Washington, May 13: The story by investigative journalist, Seymour Hersh which points at a deal between the US and Pakistan on Osama Bin Laden has opened up the Pandora's box.
While many believe that the US and Pakistan had struck a deal on this issue, the White House was quick to deny this report.
Michael Kugelman senior associate for South Asia at the Woodrow Wilson International Center for Scholars feels that the story by Hersh is not at all reliable. Speaking with Oneindia, Kugelman says that the story is based on a lot of unknowns and there is too much anonymous sourcing in the report.
The story is not reliable:
Michael Kugelam says, " I don't think this story is very reliable at all. There is too much anonymous sourcing, and the few sources that are named are not very plugged in to what is going on.
The story also talks about deep and sustained levels of bilateral intelligence cooperation between the Pakistanis and Americans that to me seems wholly unrealistic, given how low bilateral relations had sunk in early 2011, the time when much of Hersh's story takes place."
"This is essentially an elaborate conspiracy theory. Hersh is basing his story on a lot of unknowns and what appears to be a lot of heresay, and spinning it into a narrative that is so detailed and so organized and so intricate that in the end it seems "too perfect"-and in that sense not realistic," Kugelman also adds.
Kugelman further points out, "I do think that portions of the story could be based on truth. I am sure that someone, or some people, within Pakistan's security establishment knew that Bin Laden was in the Abbottabad compound. I wouldn't be surprised if several people connected to the Pakistani state-perhaps retired intelligence officers-helped facilitate his move to Abbottabad."
However, the idea that Pakistan and the US both knew about Bin Laden's presence for a number of years, and that they worked together to keep this secret, is to me very fanciful and simply not very likely at all.
There is a lot to absorb in this story:
There's a lot to absorb in Hersh's lengthy story. The White House has denied the allegation that Pakistan cooperated on the raid. This article takes the practice of anonymous attribution to a new level.
Hersh's 10,356-word account is based nearly exclusively on a handful of unnamed sources-which can't be fact-checked-and mainly one retired U.S. intelligence official.
One of the only named sources is Asad Durrani, a former director of Pakistani intelligence in the early 1990s. In an Al Jazeera interview this year, Durrani insinuated that Pakistani intelligence knew about Bin Laden's presence in Abbottabad. But Durrani retired more than 20 years ago.
Even in a country where retired security establishment figures retain influence and access, such a long separation from public service suggests that Durrani is not the most plugged-in source.

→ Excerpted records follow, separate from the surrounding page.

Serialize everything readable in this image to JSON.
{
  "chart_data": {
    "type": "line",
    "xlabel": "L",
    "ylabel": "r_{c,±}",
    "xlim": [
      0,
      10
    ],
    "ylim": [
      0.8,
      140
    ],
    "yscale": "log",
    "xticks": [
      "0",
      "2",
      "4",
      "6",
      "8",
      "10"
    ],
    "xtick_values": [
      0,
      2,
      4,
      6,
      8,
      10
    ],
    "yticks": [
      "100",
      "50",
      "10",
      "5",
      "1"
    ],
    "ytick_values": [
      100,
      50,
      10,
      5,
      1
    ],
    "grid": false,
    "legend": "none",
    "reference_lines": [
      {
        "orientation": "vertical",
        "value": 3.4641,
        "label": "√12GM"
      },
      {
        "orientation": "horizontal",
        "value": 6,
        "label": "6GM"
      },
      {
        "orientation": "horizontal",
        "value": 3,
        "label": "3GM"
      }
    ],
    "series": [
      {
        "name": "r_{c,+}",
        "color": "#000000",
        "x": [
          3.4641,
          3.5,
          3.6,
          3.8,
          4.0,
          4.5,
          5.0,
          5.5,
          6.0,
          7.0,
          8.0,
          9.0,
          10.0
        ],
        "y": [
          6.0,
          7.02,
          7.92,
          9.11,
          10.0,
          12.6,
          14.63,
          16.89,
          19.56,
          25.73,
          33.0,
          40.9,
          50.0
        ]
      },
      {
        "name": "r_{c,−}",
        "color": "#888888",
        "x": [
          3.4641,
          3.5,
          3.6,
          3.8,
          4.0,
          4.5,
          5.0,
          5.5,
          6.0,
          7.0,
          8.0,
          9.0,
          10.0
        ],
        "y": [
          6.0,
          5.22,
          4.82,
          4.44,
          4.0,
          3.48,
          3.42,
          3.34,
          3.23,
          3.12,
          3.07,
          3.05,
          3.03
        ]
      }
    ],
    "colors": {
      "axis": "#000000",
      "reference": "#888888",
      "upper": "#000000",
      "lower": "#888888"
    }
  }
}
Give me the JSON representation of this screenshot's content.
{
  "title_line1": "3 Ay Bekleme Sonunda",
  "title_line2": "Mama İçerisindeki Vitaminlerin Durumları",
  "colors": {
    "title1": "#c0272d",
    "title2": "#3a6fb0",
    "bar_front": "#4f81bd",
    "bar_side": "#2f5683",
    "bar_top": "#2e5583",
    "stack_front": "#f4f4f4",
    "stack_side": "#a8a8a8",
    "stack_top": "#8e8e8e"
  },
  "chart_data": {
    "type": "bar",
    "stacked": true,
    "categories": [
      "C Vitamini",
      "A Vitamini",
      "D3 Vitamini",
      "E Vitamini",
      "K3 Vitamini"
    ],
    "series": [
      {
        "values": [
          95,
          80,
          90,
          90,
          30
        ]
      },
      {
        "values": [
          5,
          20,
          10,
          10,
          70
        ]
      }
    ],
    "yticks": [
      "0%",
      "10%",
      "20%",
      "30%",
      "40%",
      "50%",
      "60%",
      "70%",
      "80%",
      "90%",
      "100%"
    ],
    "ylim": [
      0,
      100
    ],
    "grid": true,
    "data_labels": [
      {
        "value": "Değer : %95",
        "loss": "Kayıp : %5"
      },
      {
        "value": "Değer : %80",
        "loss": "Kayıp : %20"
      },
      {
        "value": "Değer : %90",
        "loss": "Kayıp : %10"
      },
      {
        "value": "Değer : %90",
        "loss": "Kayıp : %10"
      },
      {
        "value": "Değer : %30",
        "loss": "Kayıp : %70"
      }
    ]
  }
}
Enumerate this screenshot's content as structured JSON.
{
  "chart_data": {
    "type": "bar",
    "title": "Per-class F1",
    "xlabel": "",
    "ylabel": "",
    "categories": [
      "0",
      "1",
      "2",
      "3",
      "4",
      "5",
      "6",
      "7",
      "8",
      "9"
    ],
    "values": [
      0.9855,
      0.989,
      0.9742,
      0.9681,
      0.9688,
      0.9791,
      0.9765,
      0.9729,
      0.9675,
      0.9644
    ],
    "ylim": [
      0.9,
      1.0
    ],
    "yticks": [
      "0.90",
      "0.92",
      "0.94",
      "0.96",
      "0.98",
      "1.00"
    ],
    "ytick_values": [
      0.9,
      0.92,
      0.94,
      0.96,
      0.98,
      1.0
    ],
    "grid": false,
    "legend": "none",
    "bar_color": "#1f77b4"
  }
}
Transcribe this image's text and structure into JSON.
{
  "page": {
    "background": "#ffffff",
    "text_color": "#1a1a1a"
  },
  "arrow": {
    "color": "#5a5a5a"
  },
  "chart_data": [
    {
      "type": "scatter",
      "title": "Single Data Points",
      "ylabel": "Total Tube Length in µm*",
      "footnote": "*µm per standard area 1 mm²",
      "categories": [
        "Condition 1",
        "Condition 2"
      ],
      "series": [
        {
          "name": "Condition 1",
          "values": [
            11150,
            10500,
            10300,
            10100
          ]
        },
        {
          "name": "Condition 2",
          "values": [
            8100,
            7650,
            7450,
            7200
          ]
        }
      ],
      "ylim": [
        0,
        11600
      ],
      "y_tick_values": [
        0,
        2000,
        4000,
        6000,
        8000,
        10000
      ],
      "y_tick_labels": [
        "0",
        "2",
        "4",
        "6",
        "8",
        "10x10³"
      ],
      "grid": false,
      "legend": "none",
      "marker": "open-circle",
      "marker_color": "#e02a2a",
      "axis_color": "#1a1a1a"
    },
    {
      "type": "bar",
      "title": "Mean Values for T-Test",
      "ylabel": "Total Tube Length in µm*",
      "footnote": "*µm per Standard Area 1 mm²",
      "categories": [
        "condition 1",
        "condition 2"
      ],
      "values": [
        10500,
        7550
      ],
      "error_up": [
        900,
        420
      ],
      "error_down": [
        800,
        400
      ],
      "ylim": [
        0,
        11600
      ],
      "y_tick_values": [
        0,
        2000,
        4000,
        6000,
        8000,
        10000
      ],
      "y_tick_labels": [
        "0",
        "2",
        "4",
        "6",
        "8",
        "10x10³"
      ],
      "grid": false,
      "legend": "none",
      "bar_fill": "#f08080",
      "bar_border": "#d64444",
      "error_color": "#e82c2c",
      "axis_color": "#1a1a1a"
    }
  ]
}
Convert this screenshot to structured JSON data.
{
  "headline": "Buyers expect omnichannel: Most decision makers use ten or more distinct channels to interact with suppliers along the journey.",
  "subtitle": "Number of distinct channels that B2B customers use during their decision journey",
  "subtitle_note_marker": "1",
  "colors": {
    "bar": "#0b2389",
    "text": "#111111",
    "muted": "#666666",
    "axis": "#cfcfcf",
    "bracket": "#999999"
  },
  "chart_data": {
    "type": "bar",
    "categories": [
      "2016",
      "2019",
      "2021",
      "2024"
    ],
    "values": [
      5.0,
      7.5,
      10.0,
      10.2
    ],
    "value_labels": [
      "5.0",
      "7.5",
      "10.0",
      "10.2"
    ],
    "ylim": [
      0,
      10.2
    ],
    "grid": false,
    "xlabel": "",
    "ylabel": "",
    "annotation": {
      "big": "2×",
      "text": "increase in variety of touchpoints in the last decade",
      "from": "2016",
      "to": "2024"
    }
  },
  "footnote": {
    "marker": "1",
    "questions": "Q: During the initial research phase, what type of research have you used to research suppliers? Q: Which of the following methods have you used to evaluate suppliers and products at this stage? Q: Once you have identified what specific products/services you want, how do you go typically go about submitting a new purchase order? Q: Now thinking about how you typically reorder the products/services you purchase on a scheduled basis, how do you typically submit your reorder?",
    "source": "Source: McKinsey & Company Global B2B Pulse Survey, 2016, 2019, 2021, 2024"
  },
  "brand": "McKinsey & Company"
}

Hersh's account features voluminous, sometimes paragraphs-long quotations. Some are suspect for logical reasons; among the skepticism expressed online, for example, was a point on social media that the way in which a "former Seal commander" reportedly spoke about SEAL missions is unrealistic.
Other remarks appear absurd or, at the least, ill-informed. The retired U.S. intelligence official says that Pakistani military officers believe they are the "keepers of the flame against Muslim fundamentalism." Based on what I've observed as an analyst of Pakistan, I would argue that it's more accurate to say the Pakistani military is a keeper of the flame of fundamentalism, thanks to its associations with militant groups, Kugelam says.
The US-Pakistan relations:
Kugelman also points out that in early 2011, U.S.-Pakistan relations were in deep crisis thanks in part to Raymond Davis, a CIA contractor who was arrested after killing two people at a crowded intersection in Lahore. According to Hersh, at that point the CIA and Pakistani intelligence were closely cooperating and jointly planning the raid on the Bin Laden compound.
He writes that the retired U.S. intelligence source said that a Pakistani intelligence "liaison officer" flew with the SEALS on the night of the raid. Unless the crisis in relations was an elaborate cover, it beggars belief to assume such close intelligence cooperation.
Hersh is a Pulitzer Prize-winning reporter who has broken major stories, including the My Lai massacre in Vietnam and Abu Ghraib prison in Iraq. This account purports to explain an elaborate conspiracy theory, and-as I have written previously-such stories sometimes contain elements of truth.
Still, the issues of sourcing and substance suggest taking Hersh's account with a healthy dose of salt.